Hiller: Natürlich bietet jedes Event ein Risiko, egal ob von außen oder innen. Wir schauen aber, dass wir den Sicherheitsfaktor so hoch wie möglich halten und vor allem ein niederschwelliges Sicherheitsangebot bieten. Das reicht von Awarenessteams (Anm.: Aufmerksamkeitsteams) bis zu Sicherheitskräften. Deswegen machen wir uns auch in Zukunft keine Sorgen, da unser Publikum sicher ein Vorzeigebeispiel ist, was friedliches und gemeinsames Feiern angeht.
Kann man mit Feiern Geld verdienen? Schreiben Sie schwarze Zahlen?
Gailit: Es kommt auf das Event an, aber wenn wir gesponsert werden, auf jeden Fall. Ohne Sponsoren wäre man aber klar im Minus. Es ist kein Geschäft, mit dem man reich wird. Uns geht es auch nicht nur um die Wirtschaftlichkeit, sondern in erster Linie darum, eine Reichweite aufzubauen.
Hiller: Wir sind im zweiten Jahr. Es ist ein Hobby, das sich erst jetzt zum Beruf entwickelt.
Statt der Werbeagentur?
Gailit: Die Agentur wird immer im Vordergrund stehen. Verum Gaudium soll einfach nicht zu viel Budget verbrauchen, im besten Fall sogar mehr Geld einbringen – mit Merchandise, Ticketeinnahmen oder Sponsoren.
Wie viel Geld muss man in so ein Event investieren?
Hiller: Es gibt Projekte, in die man fünfstellig investieren muss. Und dann gibt es welche, wie damals am Karlsplatz, wo wir uns im unteren dreistelligen Bereich bewegt haben. Wir mussten uns nur hinstellen und auf „Play“ drücken. Jeder konnte einfach vorbeikommen.

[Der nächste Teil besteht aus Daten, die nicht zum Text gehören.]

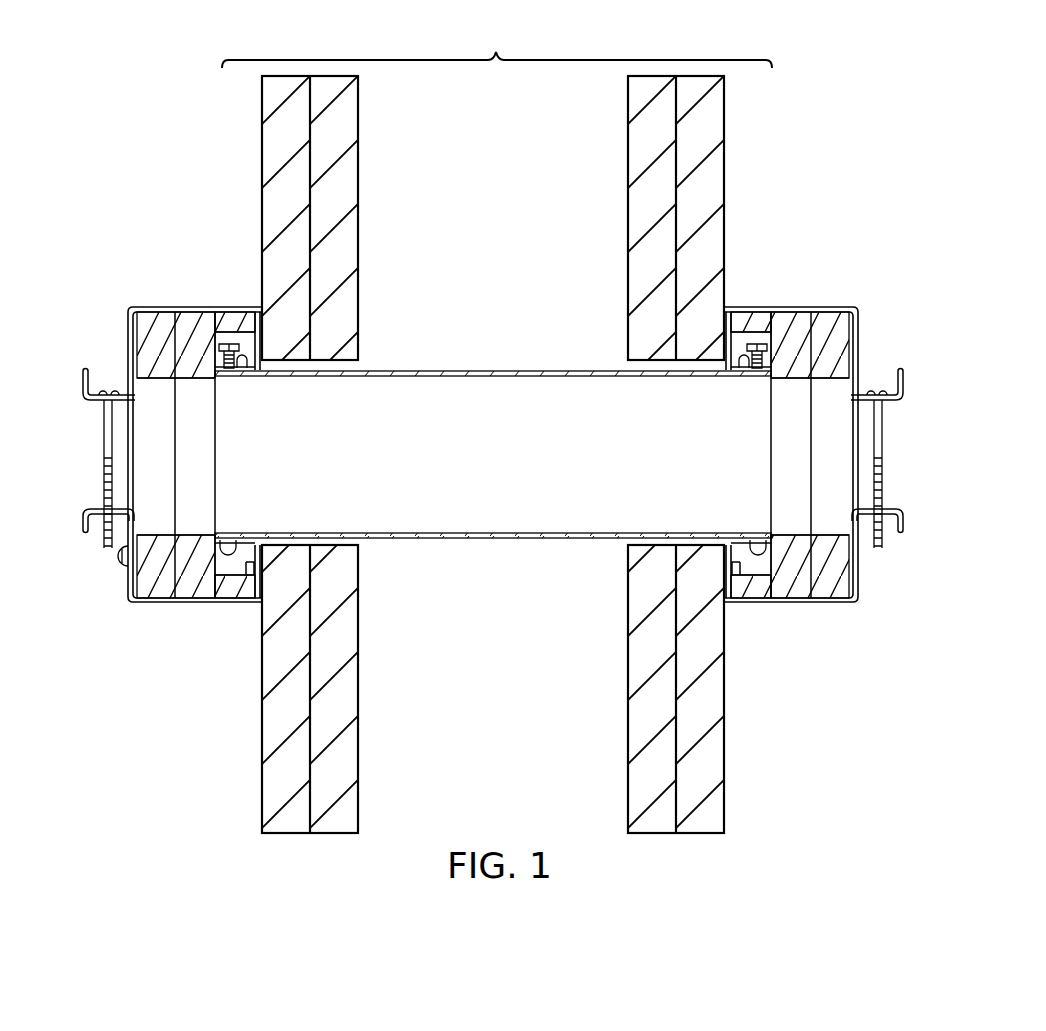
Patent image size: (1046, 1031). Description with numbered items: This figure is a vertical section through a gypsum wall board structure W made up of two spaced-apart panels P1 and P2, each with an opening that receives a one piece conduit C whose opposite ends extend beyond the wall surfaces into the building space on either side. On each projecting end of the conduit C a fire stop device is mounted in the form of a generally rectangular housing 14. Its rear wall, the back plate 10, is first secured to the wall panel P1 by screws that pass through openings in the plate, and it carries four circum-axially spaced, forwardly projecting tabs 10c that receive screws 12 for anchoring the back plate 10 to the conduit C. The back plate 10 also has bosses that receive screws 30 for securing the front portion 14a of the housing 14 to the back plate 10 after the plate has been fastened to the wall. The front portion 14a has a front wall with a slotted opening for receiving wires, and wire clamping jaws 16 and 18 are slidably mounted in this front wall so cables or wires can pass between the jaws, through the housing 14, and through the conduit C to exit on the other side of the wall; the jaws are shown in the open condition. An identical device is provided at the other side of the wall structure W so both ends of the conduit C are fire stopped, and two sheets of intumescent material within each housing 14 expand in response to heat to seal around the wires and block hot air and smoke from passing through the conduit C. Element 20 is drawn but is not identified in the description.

Gailit: Lustigerweise wurden es dann 1.500 Leute, und das mit praktisch null Aufwand. Vieles machen wir nämlich selbst. Die Werbung zum Beispiel. Allein diese Werbevideos kosten drei- bis fünftausend Euro. Und mich kostet es „nur“ meine Arbeitszeit. Aber da wir uns in den Produktionen immer selbst übertreffen wollen, wird das Equipment auch hier immer kostenintensiver.
Und was springt finanziell für Sie raus?
Hiller: Das Erfolgreichste war ein Gewinn im niedrigen vierstelligen Bereich. Das Schlechteste war ein Verlust von drei- bis viertausend Euro exklusive Arbeitszeit. Solange wir den Spaß nicht verlieren, ist es eigentlich egal, was am Ende herauskommt. Die Events halten uns mental fit. Wir lernen Neues dazu und können das auch gut für unsere Agentur nutzen.
Gibt es einen Fehler, den Sie nicht mehr machen würden?
Hiller: Wir hätten die Tugenden der Werbebranche ein bisschen früher in die Events integrieren können, das hätte einiges erleichtert (lacht).
Inwiefern?
Gailit: Zu Beginn haben wir unsere Firmen sehr parallel geführt und sind lange nicht auf die Idee gekommen, eine Kampagne für uns selbst zu machen.
Wie bringen Sie Ihre Nischen-Musik an das Publikum?
Gailit: Wir spannen einen guten Bogen durch den Abend. Wir beginnen mit ruhiger Musik, die zu der entspannten Atmosphäre passt, damit die Leute sich akklimatisieren können. Das steigert sich über den Abend bis zum Schluss. Dann kommt eine Musikrichtung, die nach Baustellenlärm klingt. Aber wir schaffen es jedes Mal, dass die Leute auch dazu tanzen.
Überrascht Sie das?
Gailit: Zu Beginn ja. Wir waren generell davon überrascht, wie einfach manche Dinge gehen, wie schnell eines zum anderen führt. Natürlich geht das nur, wenn man dahinter ist und sich hineintigert.